Cara ini sudah berabad-abad dipraktekkan oleh para cendekiawan. Di Indonesia, cara ini bertahan dan marak dilakukan di pesantren. Jadi, memang tidak bisa dipungkiri bahwa pesantren berdiri di barisan terdepan melestarikan dan menjaga tradisi.
***
Ada tiga cara membaca buku, kata Mortimer Adler dalam bukunya How To Read A Book. (1) Membaca Analitis, (2) Membaca Sintetis, dan (3) Membaca Kritis.
Membaca nomor 1 adalah merunut arti kata per kata. Tuntutan membaca ini adalah memahami isi buku secara rinci, dalam setiap seginya. Jika ada majaz, dijelaskan artinya. Bila ada kata asing, dilacak artinya. Pembacaan model ini menuntut ketekunan ekstra, sebab lamanya tergantung tebalnya buku. Makin tebal bukunya, makin lama waktu yang harus ditekuni.

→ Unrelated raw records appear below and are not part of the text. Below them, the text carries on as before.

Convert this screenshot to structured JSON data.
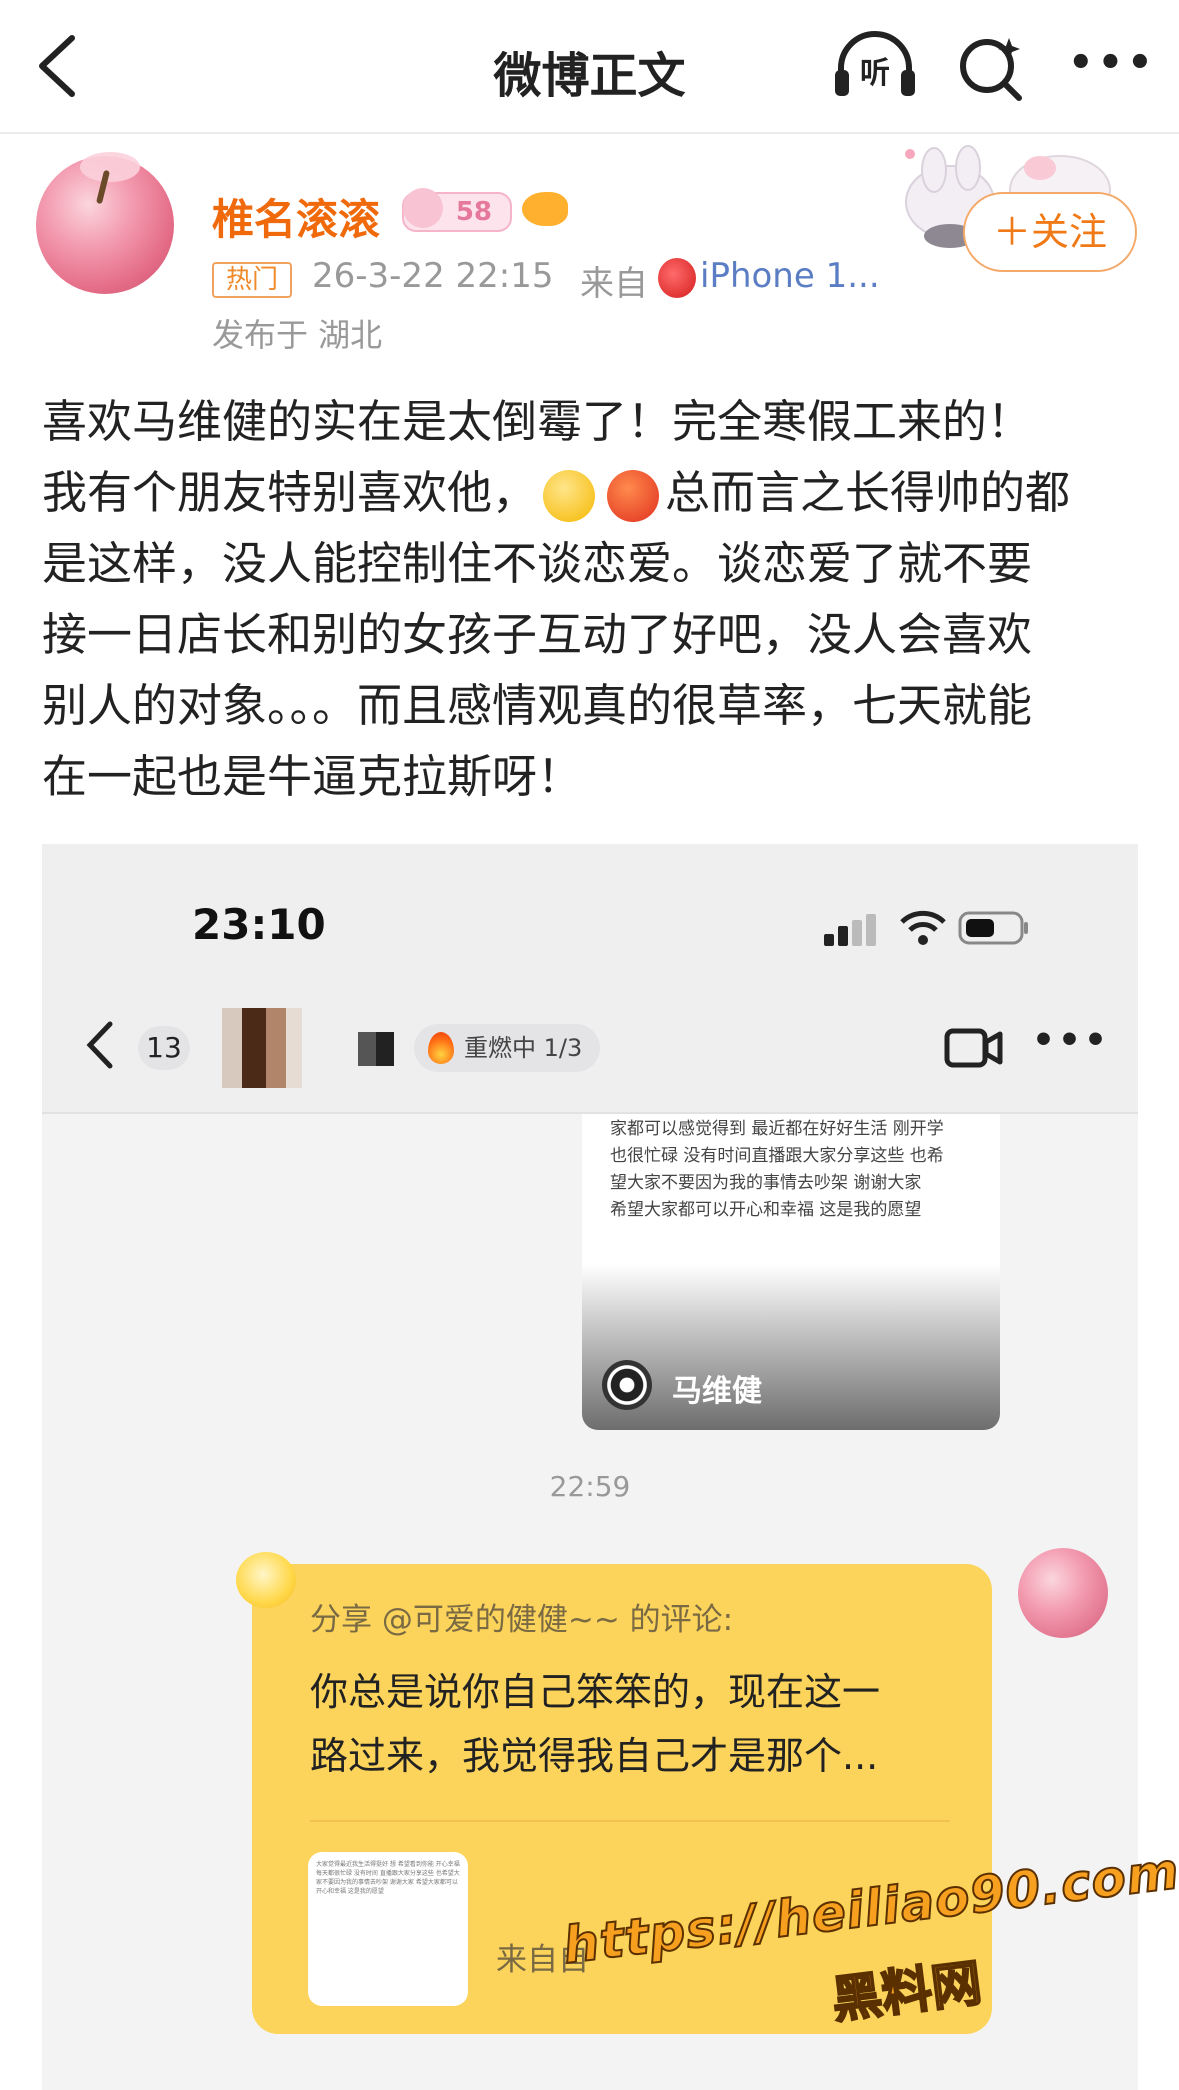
{
  "nav": {
    "title": "微博正文",
    "listen_label": "听"
  },
  "author": {
    "name": "椎名滚滚",
    "level_badge": "58",
    "hot_tag": "热门",
    "time": "26-3-22 22:15",
    "from_prefix": "来自",
    "device": "iPhone 1...",
    "location": "发布于 湖北",
    "follow_label": "＋关注"
  },
  "post": {
    "line1": "喜欢马维健的实在是太倒霉了！完全寒假工来的！",
    "line2_a": "我有个朋友特别喜欢他，",
    "line2_b": "总而言之长得帅的都",
    "line3": "是这样，没人能控制住不谈恋爱。谈恋爱了就不要",
    "line4": "接一日店长和别的女孩子互动了好吧，没人会喜欢",
    "line5": "别人的对象。。。而且感情观真的很草率，七天就能",
    "line6": "在一起也是牛逼克拉斯呀！"
  },
  "screenshot": {
    "status_time": "23:10",
    "chat_count": "13",
    "burn_label": "重燃中 1/3",
    "card1_text": "家都可以感觉得到 最近都在好好生活 刚开学\n也很忙碌 没有时间直播跟大家分享这些 也希\n望大家不要因为我的事情去吵架 谢谢大家\n希望大家都可以开心和幸福 这是我的愿望",
    "card1_name": "马维健",
    "time_divider": "22:59",
    "share_label": "分享 @可爱的健健~~ 的评论:",
    "share_quote": "你总是说你自己笨笨的，现在这一\n路过来，我觉得我自己才是那个...",
    "share_from": "来自自",
    "thumb_text": "大家觉得最近我生活得挺好 想 希望看到你能 开心幸福 每天都很忙碌 没有时间 直播跟大家分享这些 也希望大家不要因为我的事情去吵架 谢谢大家 希望大家都可以开心和幸福 这是我的愿望"
  },
  "watermark": {
    "url": "https://heiliao90.com",
    "name": "黑料网"
  },
  "colors": {
    "accent_orange": "#f06a0c",
    "link_blue": "#5b7dc4",
    "share_card_yellow": "#fcd45b"
  }
}
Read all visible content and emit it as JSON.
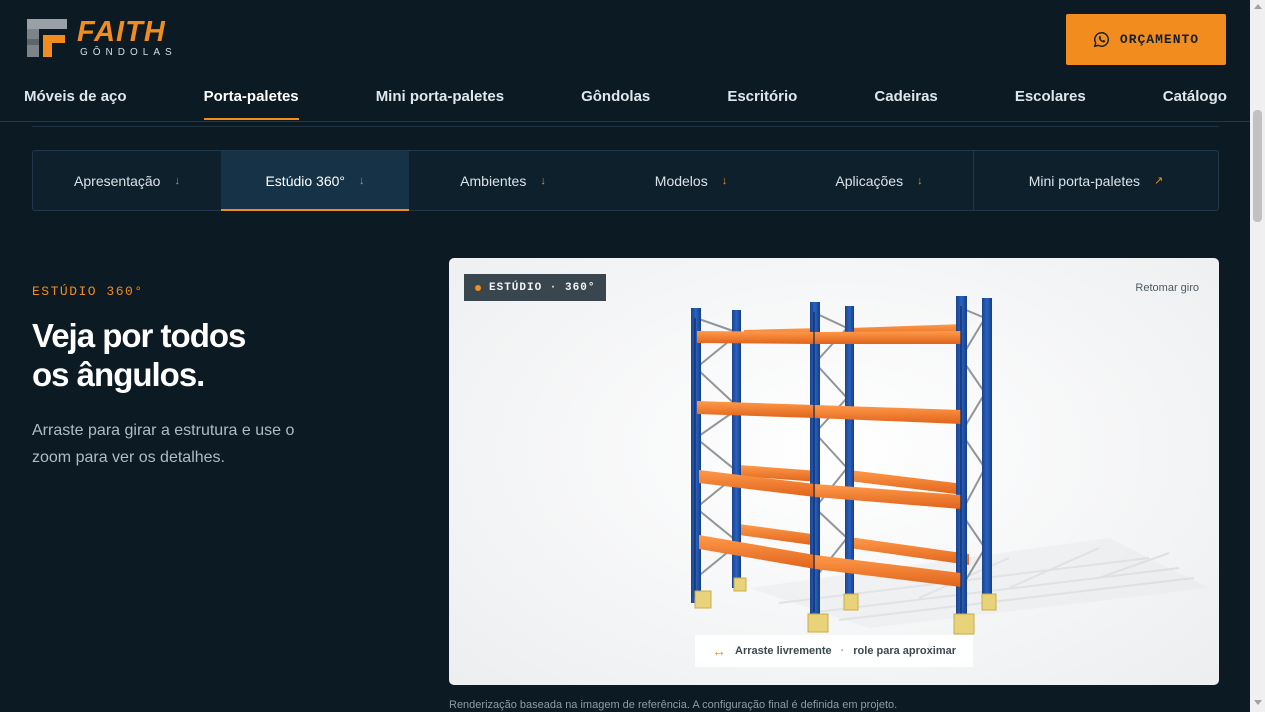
{
  "colors": {
    "accent": "#f28c1e",
    "background": "#0b1a23",
    "upright": "#1f4fa3",
    "beam": "#f07a2a",
    "foot": "#e8d27a"
  },
  "logo": {
    "name": "FAITH",
    "sub": "GÔNDOLAS",
    "icon": "faith-logo-mark"
  },
  "cta": {
    "label": "ORÇAMENTO",
    "icon": "whatsapp-icon"
  },
  "nav": {
    "items": [
      {
        "label": "Móveis de aço"
      },
      {
        "label": "Porta-paletes",
        "active": true
      },
      {
        "label": "Mini porta-paletes"
      },
      {
        "label": "Gôndolas"
      },
      {
        "label": "Escritório"
      },
      {
        "label": "Cadeiras"
      },
      {
        "label": "Escolares"
      },
      {
        "label": "Catálogo"
      }
    ]
  },
  "subtabs": [
    {
      "label": "Apresentação",
      "icon": "arrow-down-icon",
      "glyph": "↓"
    },
    {
      "label": "Estúdio 360°",
      "icon": "arrow-down-icon",
      "glyph": "↓",
      "active": true
    },
    {
      "label": "Ambientes",
      "icon": "arrow-down-icon",
      "glyph": "↓"
    },
    {
      "label": "Modelos",
      "icon": "arrow-down-icon",
      "glyph": "↓"
    },
    {
      "label": "Aplicações",
      "icon": "arrow-down-icon",
      "glyph": "↓"
    },
    {
      "label": "Mini porta-paletes",
      "icon": "external-arrow-icon",
      "glyph": "↗"
    }
  ],
  "section": {
    "eyebrow": "ESTÚDIO 360°",
    "heading_line1": "Veja por todos",
    "heading_line2": "os ângulos.",
    "description": "Arraste para girar a estrutura e use o zoom para ver os detalhes."
  },
  "viewer": {
    "badge": "ESTÚDIO · 360°",
    "reset": "Retomar giro",
    "hint_drag": "Arraste livremente",
    "hint_sep": "·",
    "hint_zoom": "role para aproximar",
    "hint_icon": "↔",
    "caption": "Renderização baseada na imagem de referência. A configuração final é definida em projeto."
  }
}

Membaca model 2 berarti menangkap inti dari isi buku yang sedang dibaca. Pembaca berusaha menangkap alur penalaran penulis, meringkasnya menjadi premis-premis inti, hingga ia menyimpulkan sendiri sebagaimana pengarangnya berusaha menyimpulkan. Pembacaan ini menuntut kemampuan logika yang memadai, sebab yang harus ditangkap pembaca adalah alur logika penulis secara global. Mereka yang terbiasa meresensi buku dengan sendirinya akan terlatih kemampuan Membaca Sintetisnya.
Lain lagi dengan pembacaan ke-3. Membaca Kritis berarti sudah melewati dua tahap pembacaan di atas. Pembacaan Kritis adalah memberikan komentar terhadap buku yang dia baca, mengoreksi sesat pikir penulis jika memang ada, membandingkan dengan buku lain, dan memperbaiki kemungkinan-kemungkinan perbaikan yang mungkin dilakukan. Pembaca boleh tidak setuju dengan kesimpulan penulis bila terasa ada premis-premis yang dianggap tak layak diterima dengan berbagai pertimbangan yang pembaca miliki.
Hanya saja, perlu ditekankan lagi di sini, kritik layak dialamatkan kepada penulis jika dan hanya jika pembaca sudah tuntas membaca bukunya secara Analitis dan Sintetis. Kritikus yang buruk adalah pengkritik yang belum membaca bukunya. Pengkritik buku semacam ini tak layak diindahkan kecerebohannya.